I thought I needed to be working in freelance gigs straight out of college, not working my regular job anymore, and being able to roll from my bed to my studio on a daily basis. WRONG! I forgot that I still had work to do. I forgot that I was green in so many areas and the things I wanted to do with my art I just wasn't ready for. I'm still preparing. I'm still learning. I'm okay with that. 

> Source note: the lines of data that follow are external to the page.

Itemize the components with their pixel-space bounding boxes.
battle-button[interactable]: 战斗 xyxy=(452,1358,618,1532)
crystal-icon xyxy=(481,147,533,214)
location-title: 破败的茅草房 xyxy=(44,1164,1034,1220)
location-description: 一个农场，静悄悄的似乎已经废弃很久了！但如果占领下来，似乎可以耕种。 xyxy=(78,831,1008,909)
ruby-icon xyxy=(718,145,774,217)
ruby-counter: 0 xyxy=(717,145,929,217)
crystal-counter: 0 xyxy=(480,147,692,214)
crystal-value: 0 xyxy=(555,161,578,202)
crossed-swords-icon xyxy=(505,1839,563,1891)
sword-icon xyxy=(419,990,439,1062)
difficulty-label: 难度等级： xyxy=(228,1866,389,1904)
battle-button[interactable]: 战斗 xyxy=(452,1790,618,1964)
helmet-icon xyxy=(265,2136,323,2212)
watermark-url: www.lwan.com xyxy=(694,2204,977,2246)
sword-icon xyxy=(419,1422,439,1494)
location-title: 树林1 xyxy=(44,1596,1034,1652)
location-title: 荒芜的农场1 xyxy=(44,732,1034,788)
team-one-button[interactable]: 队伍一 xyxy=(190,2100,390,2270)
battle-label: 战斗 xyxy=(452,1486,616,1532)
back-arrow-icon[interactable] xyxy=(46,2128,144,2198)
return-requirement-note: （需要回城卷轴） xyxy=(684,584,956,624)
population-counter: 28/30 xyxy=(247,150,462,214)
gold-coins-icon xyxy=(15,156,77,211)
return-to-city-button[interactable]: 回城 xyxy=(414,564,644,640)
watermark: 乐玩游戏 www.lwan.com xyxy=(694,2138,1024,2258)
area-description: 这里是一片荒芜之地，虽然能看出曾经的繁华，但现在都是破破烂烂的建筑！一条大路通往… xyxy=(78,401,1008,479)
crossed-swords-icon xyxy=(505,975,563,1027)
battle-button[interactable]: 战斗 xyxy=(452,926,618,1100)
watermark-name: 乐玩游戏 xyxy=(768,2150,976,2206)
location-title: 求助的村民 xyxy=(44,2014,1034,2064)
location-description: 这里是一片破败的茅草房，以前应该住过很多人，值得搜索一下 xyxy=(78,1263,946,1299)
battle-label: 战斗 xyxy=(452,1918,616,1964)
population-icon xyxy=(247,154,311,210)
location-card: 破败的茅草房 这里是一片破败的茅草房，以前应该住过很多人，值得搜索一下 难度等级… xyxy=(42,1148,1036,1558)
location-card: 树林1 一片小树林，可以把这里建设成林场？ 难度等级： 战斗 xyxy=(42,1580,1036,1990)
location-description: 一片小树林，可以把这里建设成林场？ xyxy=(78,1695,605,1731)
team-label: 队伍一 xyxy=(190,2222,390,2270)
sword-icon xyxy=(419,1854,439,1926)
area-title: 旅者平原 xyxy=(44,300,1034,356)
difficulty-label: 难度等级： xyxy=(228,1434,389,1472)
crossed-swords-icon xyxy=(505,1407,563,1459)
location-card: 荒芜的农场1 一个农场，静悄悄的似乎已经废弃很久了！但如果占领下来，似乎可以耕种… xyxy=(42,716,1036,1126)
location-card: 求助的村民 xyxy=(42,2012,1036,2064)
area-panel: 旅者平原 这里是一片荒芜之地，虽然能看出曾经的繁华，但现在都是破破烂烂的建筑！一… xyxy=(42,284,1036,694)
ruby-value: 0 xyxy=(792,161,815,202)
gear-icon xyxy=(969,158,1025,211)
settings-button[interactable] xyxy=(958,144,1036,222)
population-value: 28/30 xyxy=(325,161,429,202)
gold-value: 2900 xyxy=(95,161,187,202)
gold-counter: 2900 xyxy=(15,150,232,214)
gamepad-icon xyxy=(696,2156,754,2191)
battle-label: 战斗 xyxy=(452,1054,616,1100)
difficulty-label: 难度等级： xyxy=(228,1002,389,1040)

I graduated from college with a degree in animation and design. Those fundamentals are great and I'm quite proud of them. However, I have no basis for illustration or even art for that matter. I had no idea about tint, shading, composition, perspective, hue, get the idea. So what did I do? I panicked. Surprise! Once I got over the initial shock of the fact I didn't know anything about the basics I realized it was time to learn. So I got to work. I started taking notes, reading, studying, and learning as much as I could to make me a better artist. I have a long way to go but there is something to be said for studying outside of the school atmosphere. There is so much about illustration and the mechanics of it all that I just didn't know. But I will. In time. And then I'll study even more. 

I have an image in my head of the type of artist I want to be and one day that image will become my reality. Until then I have to study, I have to listen, I have to learn what it means to appreciate art. I already eat, sleep, and breathe art styles of all different types but I don't fully appreciate it. I love art and everything that is involved but I don't appreciate it. To be able to connect to your work you have to appreciate the process. I'm not there yet but the fact that I know I'm not there yet means I'm going in the right direction. 

One pencil stroke at a time. I'll get there.